Le problème, avec l’enthousiasme, c’est qu’il est souvent mauvais conseiller. Du moins brouille-t-il le bon sens des utopistes, tout prêts à porter au pinacle ce qui, de près ou de loin, paraît nouveau. Parce que la nouveauté, vous comprenez, c’est toujours une bonne chose.

Sauf que je suis un peu plus mitigé que la presse. Pour moi, la lecture en streaming et par abonnement, c’est avant tout un gigantesque point d’interrogation. C’est un point d’interrogation parce que le modèle économique lui-même est incertain. On a déjà pointé du doigt la difficulté pour les éditeurs à retirer assez d’argent du streaming pour rémunérer les employés et, en bout de chaîne, les auteurs. Youboox l’a montré : le streaming, ça rapporte certes à la plateforme de lecture, mais bien trop peu aux autres acteurs du livre pour être viable, et je ne suis pas certain que l’abonnement soit suffisant pour dégager assez de bénéfices. Cet argument de bon sens est néanmoins balayé par les diffuseurs, qui redoublent d’ingéniosité pour trouver des éditeurs partenaires. À mon poste, je suis moi-même sollicité et reçois régulièrement des appels / documents louant les bienfaits du streaming. Sur ces petits dépliants, deux grandes idées sont mises en avant :

  1. Si (j’insiste sur le « si ») la plateforme compte plusieurs centaines de milliers d’abonnés, alors l’éditeur touchera « beaucoup » d’argent (mais que veut dire « beaucoup » par rapport aux bénéfices qu’engendrerait le même nombre de lectures dans le circuit classique ?) ;
  2. Le streaming a déjà explosé pour la musique, le livre suivra forcément (sur un pdf de 4 pages, DEEZER est cité en capitales et en corps 28 une bonne dizaine de fois).

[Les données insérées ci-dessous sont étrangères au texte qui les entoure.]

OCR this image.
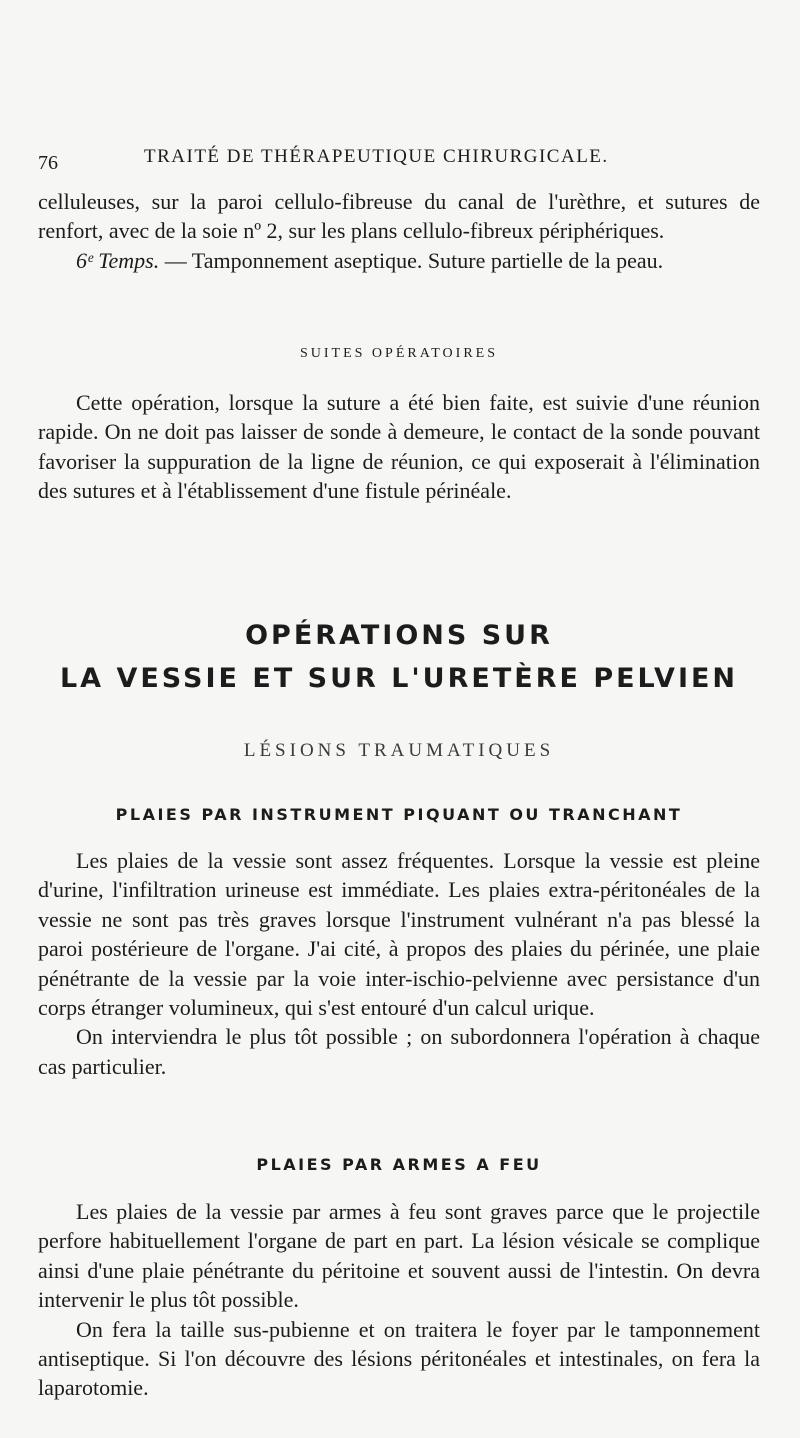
76	TRAITÉ DE THÉRAPEUTIQUE CHIRURGICALE.

celluleuses, sur la paroi cellulo-fibreuse du canal de l'urèthre, et sutures de renfort, avec de la soie nº 2, sur les plans cellulo-fibreux périphériques.

6ᵉ Temps. — Tamponnement aseptique. Suture partielle de la peau.

SUITES OPÉRATOIRES

Cette opération, lorsque la suture a été bien faite, est suivie d'une réunion rapide. On ne doit pas laisser de sonde à demeure, le contact de la sonde pouvant favoriser la suppuration de la ligne de réunion, ce qui exposerait à l'élimination des sutures et à l'établissement d'une fistule périnéale.

OPÉRATIONS SUR
LA VESSIE ET SUR L'URETÈRE PELVIEN
LÉSIONS TRAUMATIQUES
PLAIES PAR INSTRUMENT PIQUANT OU TRANCHANT

Les plaies de la vessie sont assez fréquentes. Lorsque la vessie est pleine d'urine, l'infiltration urineuse est immédiate. Les plaies extra-péritonéales de la vessie ne sont pas très graves lorsque l'instrument vulnérant n'a pas blessé la paroi postérieure de l'organe. J'ai cité, à propos des plaies du périnée, une plaie pénétrante de la vessie par la voie inter-ischio-pelvienne avec persistance d'un corps étranger volumineux, qui s'est entouré d'un calcul urique.

On interviendra le plus tôt possible ; on subordonnera l'opération à chaque cas particulier.

PLAIES PAR ARMES A FEU

Les plaies de la vessie par armes à feu sont graves parce que le projectile perfore habituellement l'organe de part en part. La lésion vésicale se complique ainsi d'une plaie pénétrante du péritoine et souvent aussi de l'intestin. On devra intervenir le plus tôt possible.

On fera la taille sus-pubienne et on traitera le foyer par le tamponnement antiseptique. Si l'on découvre des lésions péritonéales et intestinales, on fera la laparotomie.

Malgré cette communication active des plateformes de stream, une partie des éditeurs, dont je suis, reste méfiante, et j’aime à penser qu’une large part des lecteurs l’est également. D’abord, le parallèle avec la musique me semble malheureux, tant le streaming musical fait du mal aux créateurs, qui peinent à vivre avec les quelques cacahuètes que rapporte l’écoute de leurs titres. En bout de chaîne, il existe aussi une résistance des consommateurs, qui restent attachés à la propriété du produit (voir le tweet d’Olivier Robert, ci-dessous). Louer un livre n’est pas l’acheter, et il n’est pas certain que cette différence soit acceptée sans contestation par les lecteurs.

Il existe également, à mon sens, une forme d’antinomie entre l’activité traditionnelle de ces plateformes et les nouveaux services qu’elles souhaitent proposer aux lecteurs. Pour prendre l’exemple de Youscribe, il s’agit d’une plateforme de partage de documents (scans, pdf…) entre particuliers, documents proposés gratuitement. L’activité de lecture par abonnement, payante et réalisée en partenariat avec les éditeurs, est censée prendre place en parallèle de ces partages quotidiens et gratuits. Le hic, vous le sentez arriver : on trouve évidemment sur ces sites un certain nombre de livres piratés / BD scannées et mises à dispo du public de façon illégale. Je vois mal comment un éditeur pourrait accepter un partenariat avec un site sur lequel on trouve, juste à côté, ses propres publications piratées. C’est selon moi aussi stupide que si Youtube proposait à l’achat les vidéos d’un spectacle de Gad Elmaleh, alors que juste à côté le même spectacle serait proposé gratuitement, en cinq ou six parties, par un youtubeur lambda. Pas de quoi rassurer les éditeurs et leurs auteurs, déjà très crispés sur les questions de piratage…

On se retrouve, in fine, avec des plateformes qui ne comptent qu’une poignée d’éditeurs partenaires et qui peinent à proposer un contenu diversifié et de qualité à leurs lecteurs. De fait, elles peinent aussi à trouver leurs lecteurs ! Mais alors, me direz-vous, si personne ne veut du streaming, comment pourrait-il s’imposer ?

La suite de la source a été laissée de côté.